Updated 10:45 p.m. A vote on Harold Hongju Koh’s nomination to be legal adviser to the Department of State is finally in sight.
Senate Democrats successfully ended debate on Koh’s nomination this morning, as their cloture motion passed 65 to 31, split mostly along party lines. The cloture motion limits further consideration of Koh’s nomination to no more than 30 hours, meaning the former Yale Law School dean’s confirmation saga should finally come to an end this week.
The vote came after several Democratic senators spoke out in Koh’s defense. Sen. Joseph Lieberman ’64 LAW ’67 of Connecticut called him “profoundly qualified,” and Sen.

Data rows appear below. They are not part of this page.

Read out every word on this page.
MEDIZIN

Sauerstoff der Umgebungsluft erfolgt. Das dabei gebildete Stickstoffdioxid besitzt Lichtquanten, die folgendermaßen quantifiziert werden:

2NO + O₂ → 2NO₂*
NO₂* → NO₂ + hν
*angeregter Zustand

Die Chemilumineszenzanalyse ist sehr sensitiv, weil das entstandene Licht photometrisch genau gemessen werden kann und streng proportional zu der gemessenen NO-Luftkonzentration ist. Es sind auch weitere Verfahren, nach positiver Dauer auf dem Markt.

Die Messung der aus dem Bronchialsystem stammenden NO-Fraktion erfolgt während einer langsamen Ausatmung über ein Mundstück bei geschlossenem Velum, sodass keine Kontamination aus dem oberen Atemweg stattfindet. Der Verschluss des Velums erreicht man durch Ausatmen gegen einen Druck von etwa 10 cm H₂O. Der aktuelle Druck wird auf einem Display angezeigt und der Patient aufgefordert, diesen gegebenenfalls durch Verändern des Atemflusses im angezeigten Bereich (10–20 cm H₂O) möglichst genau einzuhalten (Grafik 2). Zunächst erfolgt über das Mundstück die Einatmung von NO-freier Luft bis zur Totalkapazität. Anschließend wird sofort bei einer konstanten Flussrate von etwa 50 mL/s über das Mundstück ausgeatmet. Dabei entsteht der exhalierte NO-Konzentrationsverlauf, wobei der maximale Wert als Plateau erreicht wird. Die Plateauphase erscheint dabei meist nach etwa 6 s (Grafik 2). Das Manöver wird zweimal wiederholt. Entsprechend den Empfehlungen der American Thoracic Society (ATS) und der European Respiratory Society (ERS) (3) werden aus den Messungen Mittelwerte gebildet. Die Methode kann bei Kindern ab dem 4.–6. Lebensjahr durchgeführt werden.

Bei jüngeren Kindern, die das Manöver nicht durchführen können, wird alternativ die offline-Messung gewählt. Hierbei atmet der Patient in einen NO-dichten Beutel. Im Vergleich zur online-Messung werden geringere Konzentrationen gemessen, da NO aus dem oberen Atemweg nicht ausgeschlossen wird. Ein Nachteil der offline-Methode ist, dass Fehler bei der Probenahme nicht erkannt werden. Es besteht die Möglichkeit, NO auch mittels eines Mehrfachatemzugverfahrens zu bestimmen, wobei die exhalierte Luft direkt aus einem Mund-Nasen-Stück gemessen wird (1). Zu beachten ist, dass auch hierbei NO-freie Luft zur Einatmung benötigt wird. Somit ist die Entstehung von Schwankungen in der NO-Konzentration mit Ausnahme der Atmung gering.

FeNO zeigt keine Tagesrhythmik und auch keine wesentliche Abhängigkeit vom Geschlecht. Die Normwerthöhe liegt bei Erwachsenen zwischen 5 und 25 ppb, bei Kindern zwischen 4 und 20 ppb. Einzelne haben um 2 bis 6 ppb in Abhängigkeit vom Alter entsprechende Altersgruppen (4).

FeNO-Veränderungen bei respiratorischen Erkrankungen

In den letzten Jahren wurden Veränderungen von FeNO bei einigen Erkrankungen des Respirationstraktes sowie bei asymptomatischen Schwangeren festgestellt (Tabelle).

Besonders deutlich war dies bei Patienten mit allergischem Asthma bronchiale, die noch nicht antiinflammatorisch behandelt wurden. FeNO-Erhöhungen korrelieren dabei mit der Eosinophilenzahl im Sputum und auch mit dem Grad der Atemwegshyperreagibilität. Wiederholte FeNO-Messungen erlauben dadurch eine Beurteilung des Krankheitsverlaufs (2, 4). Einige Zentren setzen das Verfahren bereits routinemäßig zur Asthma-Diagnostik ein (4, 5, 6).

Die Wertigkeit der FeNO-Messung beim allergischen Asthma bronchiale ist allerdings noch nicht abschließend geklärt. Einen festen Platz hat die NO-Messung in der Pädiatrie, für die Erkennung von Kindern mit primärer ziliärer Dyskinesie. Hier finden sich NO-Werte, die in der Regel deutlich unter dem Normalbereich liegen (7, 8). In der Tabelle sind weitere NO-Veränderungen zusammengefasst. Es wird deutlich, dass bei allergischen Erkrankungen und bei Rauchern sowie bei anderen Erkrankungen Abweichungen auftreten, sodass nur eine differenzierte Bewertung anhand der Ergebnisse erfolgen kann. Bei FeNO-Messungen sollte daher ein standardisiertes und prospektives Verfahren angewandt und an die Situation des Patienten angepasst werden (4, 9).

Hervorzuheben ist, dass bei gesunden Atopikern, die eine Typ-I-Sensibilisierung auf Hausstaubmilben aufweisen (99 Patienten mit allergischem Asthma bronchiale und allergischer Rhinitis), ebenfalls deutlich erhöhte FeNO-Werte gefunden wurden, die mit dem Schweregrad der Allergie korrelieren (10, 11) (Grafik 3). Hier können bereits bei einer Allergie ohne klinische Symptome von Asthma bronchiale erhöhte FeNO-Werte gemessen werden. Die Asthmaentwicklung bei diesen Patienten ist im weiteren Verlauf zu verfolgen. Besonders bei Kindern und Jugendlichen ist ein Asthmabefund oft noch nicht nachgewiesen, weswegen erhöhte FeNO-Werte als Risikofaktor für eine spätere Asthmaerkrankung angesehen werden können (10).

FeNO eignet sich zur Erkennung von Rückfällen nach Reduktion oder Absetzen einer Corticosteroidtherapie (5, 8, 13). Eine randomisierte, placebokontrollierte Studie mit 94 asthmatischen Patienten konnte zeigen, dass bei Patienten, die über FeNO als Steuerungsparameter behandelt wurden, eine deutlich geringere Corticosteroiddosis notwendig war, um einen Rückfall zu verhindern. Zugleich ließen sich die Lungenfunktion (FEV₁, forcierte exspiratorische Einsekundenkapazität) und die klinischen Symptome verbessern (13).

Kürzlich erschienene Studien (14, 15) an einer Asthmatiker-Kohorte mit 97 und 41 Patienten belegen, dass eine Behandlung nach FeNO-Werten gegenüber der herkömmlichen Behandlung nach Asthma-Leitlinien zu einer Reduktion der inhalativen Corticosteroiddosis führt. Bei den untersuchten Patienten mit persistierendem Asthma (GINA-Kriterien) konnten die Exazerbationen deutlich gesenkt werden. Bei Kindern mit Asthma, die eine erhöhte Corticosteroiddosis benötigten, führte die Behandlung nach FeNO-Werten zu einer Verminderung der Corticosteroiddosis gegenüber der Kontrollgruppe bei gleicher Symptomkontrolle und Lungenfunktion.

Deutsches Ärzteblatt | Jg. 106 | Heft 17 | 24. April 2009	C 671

John Kerry ’66 of Massachusetts described him as “one of the foremost legal scholars in this country, a man of the highest intellect, integrity and character.”
Kerry pointed out that Koh was confirmed unanimously when President Bill Clinton LAW ’73 nominated him for the position of assistant secretary of state for democracy, human rights and labor in 1998 and criticized Republicans for objecting to his nomination this time around.
“I really regret that some of the accusations and insinuations against Dean Koh have simply gone over any line of reasonableness or decency,” Kerry said. “Dean Koh deserves a better debate than he has been given thus far.”
Koh also received testimonials from Sen. Russ Feingold of Wisconsin and Sen. Arlen Specter LAW ’54 of Pennsylvania. “If his nomination is to be rejected,” Specter said of Koh, “it certainly will be a signal to people who have an interest in public service that they’re better off not treading in these waters, because the politics is so think that even individuals with such extraordinary credentials can be rejected by the United States Senate.”
Sen. John Cornyn of Texas was the lone Republican to speak against Koh, saying the former dean was not the right person to be legal adviser because of his “radical views.”
“Do we really want the top adviser at the State Department supporting the idea that international bodies and unelected federal officials, not the U.S. Congress, should be the ultimate lawmaking authority for the American people?” Cornyn asked. “I don’t think so.”
Sixty votes were required for the cloture motion to pass. Senate Democrats (with the exception of Sen. Ted Kennedy and Sen. Robert Byrd, who were absent because of illness) unanimously voted in favor of the motion. They were joined by eight Republicans: Lamar Alexander of Tennessee, Susan Collins of Maine, Judd Gregg of New Hampshire, Orrin Hatch of Utah, Richard Lugar of Indiana, Mel Martinez of Florida, Olympia Snowe of Maine and George Voinovich of Ohio.